Con l’abate Grivot mi sono presa la soddisfazione di sapere, per esempio, che questo è Balaam sulla sua asina, che si sta impuntando perchè ha incontrato un angelo. Grivot ci racconta tutta la storia, alquanto interessante perché ci dice della vicenda di un brav’uomo, Balaam, che non essendo ebreo, è passato, nei commenti alla Bibbia, per falso profeta, ma che non era affatto male.

Tornando alla cattedrale, anzi alla sua struttura, dirò che entrando sono stata sorpresa da uno spaesamento: davanti a me, sopra di me, c’era qualcosa non di romanico, ma di romano.
In effetti, pare che gli architetti fossero impregnati della romanità intensamente presente sul territorio con archi trionfali e altro; romanità che influenza il triforium che percorre le mura interne della cattedrale.



Gli architetti del XII furono di un’audacia geniale e scriteriata: la cattedrale, sotto il suo enorme peso non ancora sostenuto da un’adeguata tecnica, è stata più volte per accartocciarsi su se stessa, e prima si dovette correre a metterle alle costole enormi archi rampanti, poi, nell’ottocento, la si è scotennata tutta, lasciando solo gli archi di pietra e rifacendo la copertura in mattoni.



Nel coro, il monumento funebre di un grand’uomo con consorte.
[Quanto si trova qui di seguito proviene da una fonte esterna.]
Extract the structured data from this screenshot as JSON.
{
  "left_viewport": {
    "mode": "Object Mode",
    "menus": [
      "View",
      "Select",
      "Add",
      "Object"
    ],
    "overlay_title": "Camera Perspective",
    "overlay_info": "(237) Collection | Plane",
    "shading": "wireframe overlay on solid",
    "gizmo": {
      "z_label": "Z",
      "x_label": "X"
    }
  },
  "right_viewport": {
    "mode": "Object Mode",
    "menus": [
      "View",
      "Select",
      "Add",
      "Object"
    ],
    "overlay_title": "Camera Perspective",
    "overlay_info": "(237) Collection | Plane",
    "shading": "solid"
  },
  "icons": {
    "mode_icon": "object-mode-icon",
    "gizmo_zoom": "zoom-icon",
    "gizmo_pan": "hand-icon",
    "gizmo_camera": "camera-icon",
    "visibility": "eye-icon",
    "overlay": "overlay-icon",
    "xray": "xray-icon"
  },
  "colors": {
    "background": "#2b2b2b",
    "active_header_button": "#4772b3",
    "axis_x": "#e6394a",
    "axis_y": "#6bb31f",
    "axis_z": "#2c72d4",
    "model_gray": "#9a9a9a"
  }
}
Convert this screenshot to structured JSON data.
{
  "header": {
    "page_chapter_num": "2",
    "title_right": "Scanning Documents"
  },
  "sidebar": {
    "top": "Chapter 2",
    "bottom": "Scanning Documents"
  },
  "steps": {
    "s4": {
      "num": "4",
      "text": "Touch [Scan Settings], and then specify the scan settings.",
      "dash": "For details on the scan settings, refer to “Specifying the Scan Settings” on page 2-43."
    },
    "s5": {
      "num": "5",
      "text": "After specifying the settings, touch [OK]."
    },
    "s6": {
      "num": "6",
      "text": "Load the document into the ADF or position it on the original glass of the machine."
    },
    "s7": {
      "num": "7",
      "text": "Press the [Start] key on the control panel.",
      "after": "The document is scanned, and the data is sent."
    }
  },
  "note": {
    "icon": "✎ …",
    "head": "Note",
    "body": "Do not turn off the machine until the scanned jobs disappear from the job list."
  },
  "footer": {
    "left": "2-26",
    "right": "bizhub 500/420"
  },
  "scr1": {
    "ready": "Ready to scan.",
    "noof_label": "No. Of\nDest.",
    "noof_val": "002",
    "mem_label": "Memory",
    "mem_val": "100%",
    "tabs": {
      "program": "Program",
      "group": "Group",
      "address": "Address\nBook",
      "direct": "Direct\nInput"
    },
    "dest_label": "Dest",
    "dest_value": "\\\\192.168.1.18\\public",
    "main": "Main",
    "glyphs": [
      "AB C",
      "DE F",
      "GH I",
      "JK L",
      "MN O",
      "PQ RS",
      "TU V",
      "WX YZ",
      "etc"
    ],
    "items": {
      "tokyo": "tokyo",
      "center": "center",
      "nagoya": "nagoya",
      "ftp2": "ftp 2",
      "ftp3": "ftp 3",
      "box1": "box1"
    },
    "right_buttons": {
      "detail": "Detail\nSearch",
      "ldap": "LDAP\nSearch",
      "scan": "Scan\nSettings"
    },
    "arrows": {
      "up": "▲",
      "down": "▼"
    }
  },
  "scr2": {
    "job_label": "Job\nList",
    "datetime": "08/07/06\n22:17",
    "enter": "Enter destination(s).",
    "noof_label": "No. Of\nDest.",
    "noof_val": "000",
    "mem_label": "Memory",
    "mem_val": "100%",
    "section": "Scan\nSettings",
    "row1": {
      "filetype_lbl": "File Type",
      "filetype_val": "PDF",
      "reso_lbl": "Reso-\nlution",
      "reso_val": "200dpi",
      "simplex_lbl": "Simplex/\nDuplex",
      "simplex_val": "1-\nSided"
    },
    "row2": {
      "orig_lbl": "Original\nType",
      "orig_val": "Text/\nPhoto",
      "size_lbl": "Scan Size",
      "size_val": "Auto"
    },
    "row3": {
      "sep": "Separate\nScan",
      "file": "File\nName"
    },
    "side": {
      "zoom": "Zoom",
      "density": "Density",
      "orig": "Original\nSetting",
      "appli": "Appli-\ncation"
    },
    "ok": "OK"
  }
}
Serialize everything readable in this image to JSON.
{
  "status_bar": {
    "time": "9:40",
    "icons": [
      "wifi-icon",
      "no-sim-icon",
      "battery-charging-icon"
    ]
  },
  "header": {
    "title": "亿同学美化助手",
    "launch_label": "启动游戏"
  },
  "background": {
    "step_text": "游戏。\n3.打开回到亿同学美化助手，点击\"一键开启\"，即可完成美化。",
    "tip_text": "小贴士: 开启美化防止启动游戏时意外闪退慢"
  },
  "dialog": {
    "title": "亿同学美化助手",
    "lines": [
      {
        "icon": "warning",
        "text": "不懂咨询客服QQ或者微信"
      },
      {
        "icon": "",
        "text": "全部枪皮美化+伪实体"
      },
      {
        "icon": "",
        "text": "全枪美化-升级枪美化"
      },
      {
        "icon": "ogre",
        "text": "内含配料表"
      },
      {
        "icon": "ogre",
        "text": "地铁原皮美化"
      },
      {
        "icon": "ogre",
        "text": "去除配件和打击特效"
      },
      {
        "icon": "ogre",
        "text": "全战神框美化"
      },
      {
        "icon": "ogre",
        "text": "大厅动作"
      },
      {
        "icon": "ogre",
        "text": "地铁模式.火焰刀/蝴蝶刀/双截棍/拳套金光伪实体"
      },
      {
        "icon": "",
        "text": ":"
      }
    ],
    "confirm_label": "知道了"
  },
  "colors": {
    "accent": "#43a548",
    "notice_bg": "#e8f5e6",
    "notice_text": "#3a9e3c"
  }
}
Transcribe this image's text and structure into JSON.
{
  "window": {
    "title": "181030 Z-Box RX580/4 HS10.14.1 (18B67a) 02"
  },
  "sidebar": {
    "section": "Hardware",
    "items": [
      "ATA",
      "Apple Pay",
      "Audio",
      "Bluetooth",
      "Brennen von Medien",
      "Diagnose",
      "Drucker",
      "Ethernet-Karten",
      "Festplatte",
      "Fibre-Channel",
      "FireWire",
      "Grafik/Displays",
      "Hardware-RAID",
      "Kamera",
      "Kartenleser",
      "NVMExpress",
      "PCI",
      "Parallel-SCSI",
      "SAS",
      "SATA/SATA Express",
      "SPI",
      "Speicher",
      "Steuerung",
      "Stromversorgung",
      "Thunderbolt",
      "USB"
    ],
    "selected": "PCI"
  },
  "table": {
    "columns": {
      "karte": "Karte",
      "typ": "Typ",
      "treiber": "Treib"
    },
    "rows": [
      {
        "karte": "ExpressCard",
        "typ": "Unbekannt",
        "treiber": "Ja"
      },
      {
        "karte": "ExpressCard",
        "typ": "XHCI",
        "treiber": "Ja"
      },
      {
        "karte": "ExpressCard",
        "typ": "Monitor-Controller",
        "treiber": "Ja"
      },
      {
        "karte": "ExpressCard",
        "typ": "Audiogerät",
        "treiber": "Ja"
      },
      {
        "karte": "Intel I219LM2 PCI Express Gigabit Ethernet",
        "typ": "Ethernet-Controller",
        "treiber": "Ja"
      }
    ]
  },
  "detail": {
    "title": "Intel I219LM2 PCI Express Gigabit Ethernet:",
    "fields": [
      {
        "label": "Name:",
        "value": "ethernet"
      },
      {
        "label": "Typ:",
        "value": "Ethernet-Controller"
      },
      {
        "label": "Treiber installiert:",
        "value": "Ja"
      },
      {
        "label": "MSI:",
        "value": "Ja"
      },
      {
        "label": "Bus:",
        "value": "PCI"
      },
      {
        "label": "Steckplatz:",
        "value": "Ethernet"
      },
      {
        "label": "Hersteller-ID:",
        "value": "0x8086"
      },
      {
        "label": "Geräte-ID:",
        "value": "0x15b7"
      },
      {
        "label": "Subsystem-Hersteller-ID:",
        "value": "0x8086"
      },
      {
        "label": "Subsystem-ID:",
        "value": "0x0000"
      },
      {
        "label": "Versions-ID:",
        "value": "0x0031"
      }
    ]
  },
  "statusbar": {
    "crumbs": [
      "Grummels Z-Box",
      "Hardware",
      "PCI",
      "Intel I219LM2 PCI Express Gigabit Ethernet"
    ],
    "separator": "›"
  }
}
Pierre Jeannin, morto nel 1623, ministro di Enrico IV, che quando venne ordinata la strage di san Bartolomeo, la tirò per le lunghe, finchè la buriana non passò; e quanto a lui, non se ne fece niente. Perché, disse, quando un uomo potente ha i nervi, si deve aspettare, ad eseguirne gli ordini. Grazie, Pierre.